Statement from the Chief Public Health Officer of Canada on September 9, 2020
OTTAWA, ON, Sept. 9, 2020 In lieu of an in-person update to the media, Dr. Theresa Tam, Canada's Chief Public Health Officer, issued the following statement today:
"There have been 133,748 cases of COVID-19 reported in Canada, including 9,153 deaths. 88% of people have now recovered. Over the past week, 47,806 people were tested daily, with 1.1% of people testing positive. An average of 618 new cases have been reported daily during the most recent seven days.
As Canadians continue to experience the joy of welcoming new additions to their families, there are important public health measures to consider to keep their infants safe.
Newborns are particularly vulnerable to a variety of infectious diseases, and it is especially important to protect them from COVID-19.
If you are pregnant, or thinking of becoming pregnant, you may consider taking additional precautions to protect yourself beyond the public health measures of physical distancing, frequent hand hygiene, and wearing a mask when distancing is not possible.
Ask visitors to postpone their visit if they've experienced any symptoms of COVID-19 in the last 14 days, or if they've had contact with a confirmed case. Limit in-person visits to only those inside your close contacts bubble, with the exception of medical visits. Ensure those in your close contacts bubble practise good hand hygiene and wear a mask while visiting.
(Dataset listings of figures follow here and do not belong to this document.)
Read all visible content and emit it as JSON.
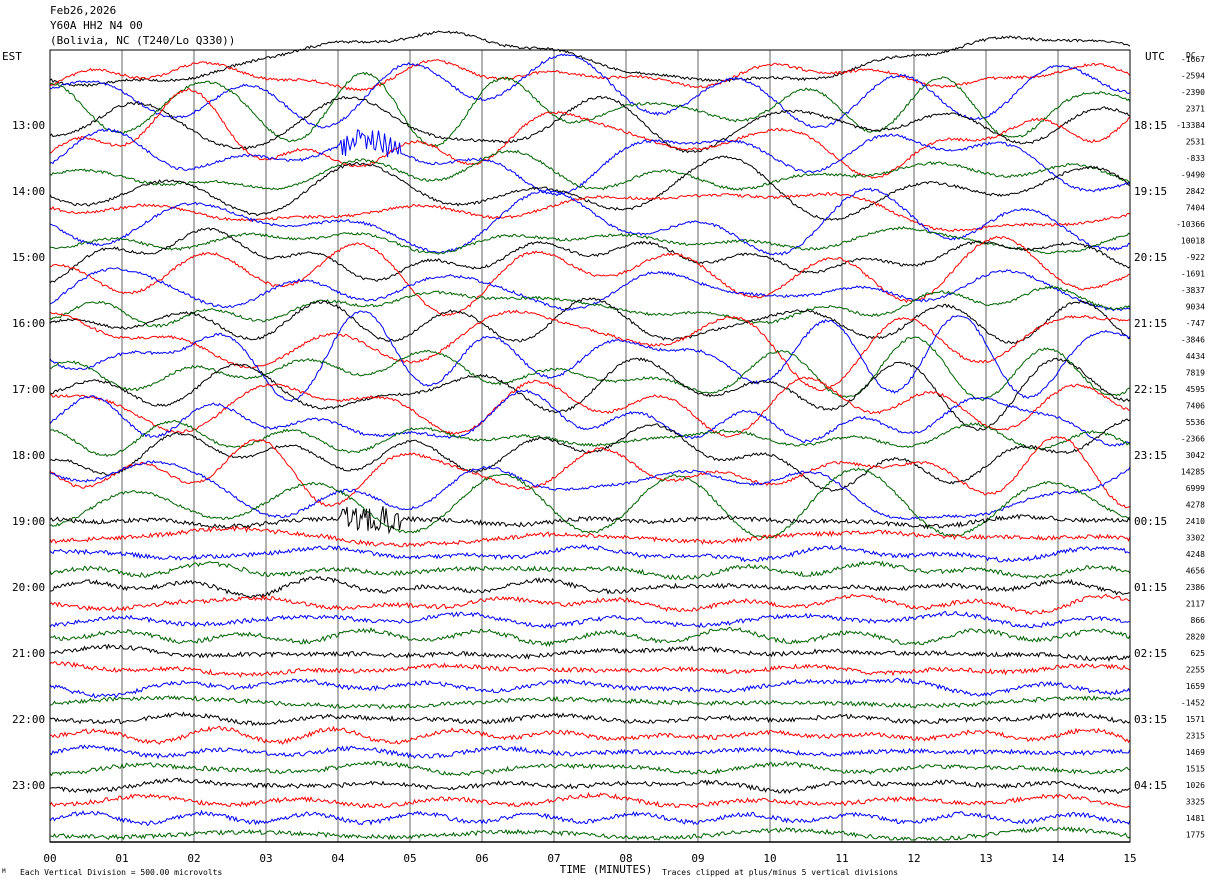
{
  "header": {
    "date": "Feb26,2026",
    "station": "Y60A HH2 N4 00",
    "location": "(Bolivia, NC (T240/Lo Q330))"
  },
  "footer": {
    "scale_note": "Each Vertical Division =  500.00 microvolts",
    "clip_note": "Traces clipped at plus/minus 5 vertical divisions",
    "mark": "M"
  },
  "chart_data": {
    "type": "line",
    "title": "",
    "xlabel": "TIME (MINUTES)",
    "ylabel_left": "EST",
    "ylabel_right": "UTC",
    "dc_label": "DC",
    "x_range": [
      0,
      15
    ],
    "x_ticks": [
      "00",
      "01",
      "02",
      "03",
      "04",
      "05",
      "06",
      "07",
      "08",
      "09",
      "10",
      "11",
      "12",
      "13",
      "14",
      "15"
    ],
    "trace_colors": [
      "#000000",
      "#ff0000",
      "#0000ff",
      "#006400"
    ],
    "left_hour_labels": [
      "13:00",
      "14:00",
      "15:00",
      "16:00",
      "17:00",
      "18:00",
      "19:00",
      "20:00",
      "21:00",
      "22:00",
      "23:00"
    ],
    "right_hour_labels": [
      "18:15",
      "19:15",
      "20:15",
      "21:15",
      "22:15",
      "23:15",
      "00:15",
      "01:15",
      "02:15",
      "03:15",
      "04:15"
    ],
    "trace_count": 48,
    "dc_offsets": [
      "-1667",
      "-2594",
      "-2390",
      "2371",
      "-13384",
      "2531",
      "-833",
      "-9490",
      "2842",
      "7404",
      "-10366",
      "10018",
      "-922",
      "-1691",
      "-3837",
      "9034",
      "-747",
      "-3846",
      "4434",
      "7819",
      "4595",
      "7406",
      "5536",
      "-2366",
      "3042",
      "14285",
      "6999",
      "4278",
      "2410",
      "3302",
      "4248",
      "4656",
      "2386",
      "2117",
      "866",
      "2820",
      "625",
      "2255",
      "1659",
      "-1452",
      "1571",
      "2315",
      "1469",
      "1515",
      "1026",
      "3325",
      "1481",
      "1775"
    ]
  }
}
If you have or suspect you have COVID-19, your best source of health information is your primary health care provider. The Government of Canada also has an online self-assessment tool.
Breastfeeding provides many nutritional and health benefits to newborns and can provide some protection against certain infections. For these reasons, breastfeeding is still recommended when possible during the pandemic. At present, the evidence suggests that COVID-19 cannot be transmitted through breastmilk.
Childbirth and parenting during the COVID-19 pandemic can be stressful, and new parents and caregivers may experience increased feelings of sadness, fear or confusion during this time. Parents are encouraged to stay connected with family, friends, and community supports, even if that connection is virtual.
Some Canadians have reported increased alcohol consumption during the COVID-19 pandemic. September is fetal alcohol spectrum disorder (FASD) awareness month, which serves as a reminder that there is no known safe amount of alcohol to drink during pregnancy. Alcohol consumption can lead to the development of fetal alcohol spectrum disorder (FASD) in infants exposed to alcohol before birth. If you're struggling with alcohol use and are pregnant, or thinking of becoming pregnant, reach out to your healthcare provider.
Mental health support services and resources are available online, such as the Wellness Together Canada portal for mental wellness and substance use issues. The Public Health Agency of Canada also has resources for new parents.